Die avond gaan we vroeg naar bed, we zijn moe!

De donderdag is een redelijk relaxte dag. Een militair meldt zich bij Noor omdat hij zo hoest, hij wordt beluisterd. De prikkers doen hun werk onder Beethoven om het andere lawaai wat buiten te sluiten. Lito, een pater die ook werkt bij BtC zal bij veel vermoeide MCC-ers een voetmassage doen, waarna je het gevoel hebt dat je de wereld aankan. Het inkloppen van de data is dankzij het systeem van Evelien al klaar voordat we het checken beëindigen,

geweldig! ’s Avonds is er een discussie over het wel (Dirk) of niet (Nathalie) hebben van een vrije relatie en politieke discussies op het terras.

Vrijdag wordt een moeilijke dag: er komt een jongen van 14 jaar met letterlijk de gaten in zijn lijf van de doorgewoekerde tuberculose, al twee jaar bekend maar geen geld om naar de TB kliniek te gaan. Wat moet hij een pijn hebben! Conny en Noor houden het hierbij niet droog. Hij wordt met een vrijwilliger en geld van MCC in de brommertaxi gezet naar de TB kliniek. We gaan terug naar BtC met een Jeepney, een van de veelkleurige jeepachtige bussen die in Manilla rijden. We krijgen van David allemaal 7 pesos voor de rit. Als we ons thuishonk naderen horen we de karaoke muziek al vanaf het dak schallen. Geen tijd om te douchen, tijd voor het ceremoniële deel! Speeches van Yvonne, Eunice en Mark, waarin de diepe waardering en verbondenheid over en weer worden uitgesproken, waarna alle vrijwilligers een certificaat krijgen en een Nederlands klompje omgehangen krijgen. Daarna is er een buffet (er ligt een heus speenvarken met een appel in zijn bek) en zal de nacht nog lang gevuld zijn met karaoke, waarbij onze benjamin Nathalie een hoofdrol heeft.

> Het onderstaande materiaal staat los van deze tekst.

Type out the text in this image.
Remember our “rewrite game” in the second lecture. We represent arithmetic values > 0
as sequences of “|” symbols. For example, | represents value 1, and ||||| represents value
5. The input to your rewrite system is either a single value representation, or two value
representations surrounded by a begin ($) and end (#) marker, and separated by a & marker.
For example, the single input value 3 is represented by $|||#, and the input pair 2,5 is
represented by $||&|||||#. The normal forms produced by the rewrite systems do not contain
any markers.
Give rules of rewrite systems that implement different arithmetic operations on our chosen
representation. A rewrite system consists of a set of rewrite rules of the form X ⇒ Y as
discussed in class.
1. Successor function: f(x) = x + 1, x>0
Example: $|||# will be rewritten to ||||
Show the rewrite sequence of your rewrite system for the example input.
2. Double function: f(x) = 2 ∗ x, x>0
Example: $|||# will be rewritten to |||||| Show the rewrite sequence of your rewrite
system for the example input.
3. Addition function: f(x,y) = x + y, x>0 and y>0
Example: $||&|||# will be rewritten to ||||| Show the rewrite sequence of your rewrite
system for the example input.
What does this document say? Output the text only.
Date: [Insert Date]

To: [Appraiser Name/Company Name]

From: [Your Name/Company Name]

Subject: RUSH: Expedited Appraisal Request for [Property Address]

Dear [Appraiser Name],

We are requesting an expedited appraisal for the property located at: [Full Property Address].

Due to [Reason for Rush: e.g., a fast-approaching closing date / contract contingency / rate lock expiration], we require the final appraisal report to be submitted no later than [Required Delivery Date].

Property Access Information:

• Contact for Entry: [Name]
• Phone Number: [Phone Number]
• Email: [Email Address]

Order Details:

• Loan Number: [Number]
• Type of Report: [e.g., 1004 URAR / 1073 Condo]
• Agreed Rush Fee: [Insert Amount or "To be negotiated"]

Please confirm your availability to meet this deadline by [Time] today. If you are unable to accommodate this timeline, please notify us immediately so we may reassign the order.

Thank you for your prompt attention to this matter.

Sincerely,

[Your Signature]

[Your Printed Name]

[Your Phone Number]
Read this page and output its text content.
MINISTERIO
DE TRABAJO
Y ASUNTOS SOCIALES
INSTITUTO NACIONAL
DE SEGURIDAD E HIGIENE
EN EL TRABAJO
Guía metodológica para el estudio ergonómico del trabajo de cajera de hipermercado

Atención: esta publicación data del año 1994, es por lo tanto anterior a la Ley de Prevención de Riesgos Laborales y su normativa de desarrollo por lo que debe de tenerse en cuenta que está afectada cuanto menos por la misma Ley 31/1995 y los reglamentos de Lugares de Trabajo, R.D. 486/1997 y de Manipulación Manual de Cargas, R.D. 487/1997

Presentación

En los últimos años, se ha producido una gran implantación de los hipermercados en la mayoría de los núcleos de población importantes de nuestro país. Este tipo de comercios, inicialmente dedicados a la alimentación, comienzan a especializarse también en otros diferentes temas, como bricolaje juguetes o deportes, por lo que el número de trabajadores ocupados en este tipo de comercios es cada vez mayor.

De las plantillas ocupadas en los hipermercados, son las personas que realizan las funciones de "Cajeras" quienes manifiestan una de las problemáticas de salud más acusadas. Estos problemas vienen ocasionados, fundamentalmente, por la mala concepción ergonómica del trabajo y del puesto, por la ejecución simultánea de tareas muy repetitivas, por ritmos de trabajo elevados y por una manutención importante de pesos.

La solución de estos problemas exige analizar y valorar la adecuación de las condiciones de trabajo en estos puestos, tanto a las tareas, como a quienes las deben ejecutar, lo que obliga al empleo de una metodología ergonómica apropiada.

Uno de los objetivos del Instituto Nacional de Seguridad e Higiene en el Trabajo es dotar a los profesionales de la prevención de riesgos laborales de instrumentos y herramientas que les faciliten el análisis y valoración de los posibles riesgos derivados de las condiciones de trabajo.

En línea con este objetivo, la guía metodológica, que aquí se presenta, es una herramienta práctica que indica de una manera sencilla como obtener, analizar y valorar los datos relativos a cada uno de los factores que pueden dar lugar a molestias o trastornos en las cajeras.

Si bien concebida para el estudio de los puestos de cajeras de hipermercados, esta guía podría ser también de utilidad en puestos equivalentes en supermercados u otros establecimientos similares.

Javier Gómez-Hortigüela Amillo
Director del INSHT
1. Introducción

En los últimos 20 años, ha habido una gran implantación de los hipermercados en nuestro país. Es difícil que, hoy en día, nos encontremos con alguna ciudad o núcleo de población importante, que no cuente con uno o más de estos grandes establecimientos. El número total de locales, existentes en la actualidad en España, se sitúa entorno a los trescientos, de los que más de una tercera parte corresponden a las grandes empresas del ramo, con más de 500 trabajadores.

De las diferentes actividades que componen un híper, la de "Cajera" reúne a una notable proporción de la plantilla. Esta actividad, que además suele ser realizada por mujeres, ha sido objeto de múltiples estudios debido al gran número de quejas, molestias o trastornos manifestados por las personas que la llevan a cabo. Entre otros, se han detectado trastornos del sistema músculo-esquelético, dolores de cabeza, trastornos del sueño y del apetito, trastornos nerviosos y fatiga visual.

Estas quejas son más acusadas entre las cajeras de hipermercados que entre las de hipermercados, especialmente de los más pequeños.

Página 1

Vreemd is het om dan op zaterdag nog een halve dag te checken, waarna alle spullen ingepakt worden. Die dag gebruiken we om medicatie te tellen, de laatste gegevens in te voeren en vooral om afscheid te nemen van alle lieve medewerkers in Tondo. Zullen we ze terugzien? Daarna vertrekken we naar de binnenstad waar een laatste nacht in een heerlijk hotel wacht. Pas dan is er tijd om stil te staan bij alles wat er is gebeurd deze week.